S’inspirant de pratiques occidentales et cherchant à rehausser le statut de la gravure, les partisans du courant sōsaku hanga voulurent rendre à l’artiste le contrôle de toutes les étapes de la réalisation de ses œuvres, sans intervention d’artisans spécialisés comme le graveur ou l’imprimeur. Ainsi, la marque du ciseau sur le bloc de bois devint l’expression de la personnalité de l’artiste, comme l’était le trait de pinceau du calligraphe ou du peintre sur le papier. En comparaison avec les estampes de shin hanga, le résultat est souvent plus brut, empreint d’un sentiment de spontanéité, d’impromptu, voire d’inachevé.

Contrairement aux estampes shin hanga qui attiraient des acheteurs étrangers, celles du courant sōsaku étaient vendues à un public essentiellement japonais, par souscription ou lors d’expositions.

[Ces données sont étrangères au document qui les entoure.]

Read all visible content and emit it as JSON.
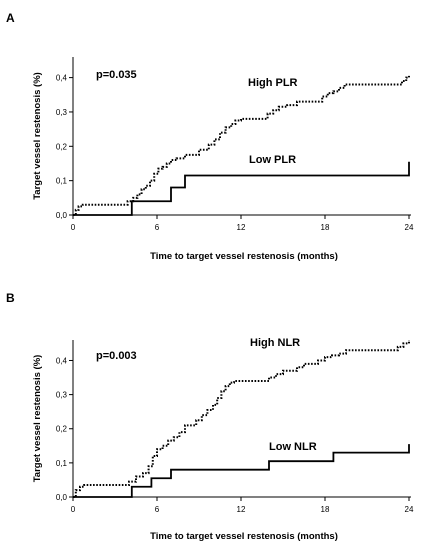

Les sōsaku hanga sont représentés dans l’exposition par certaines des plus belles créations de l’artiste Yamamoto Kanae (1882-1946), qui passa plusieurs années en France à étudier la peinture occidentale et à réaliser des estampes tout à fait exceptionnelles des paysages et des habitants de la Bretagne.

Onchi Kōshirō (1891-1955), figure de proue de ce mouvement, était résolument attaché à l’idée que l’artiste devait graver lui-même ses planches. Ses portraits poignants de femmes et ses paysages urbains frôlant l’abstraction figurent parmi les estampes emblématiques de l’expression artistique japonaise du XXe siècle et sont en outre d’une grande rareté.

Par ailleurs, l’exposition accordera une place importante aux artistes qui ont dépeint la réémergence du Tōkyō moderne après les ravages causés par le grand tremblement de terre du Kantō, en 1923. À travers ces œuvres, on voit ainsi s’ériger des bâtiments d’inspiration occidentale et on assiste à la transformation d’une ville qui se modernise.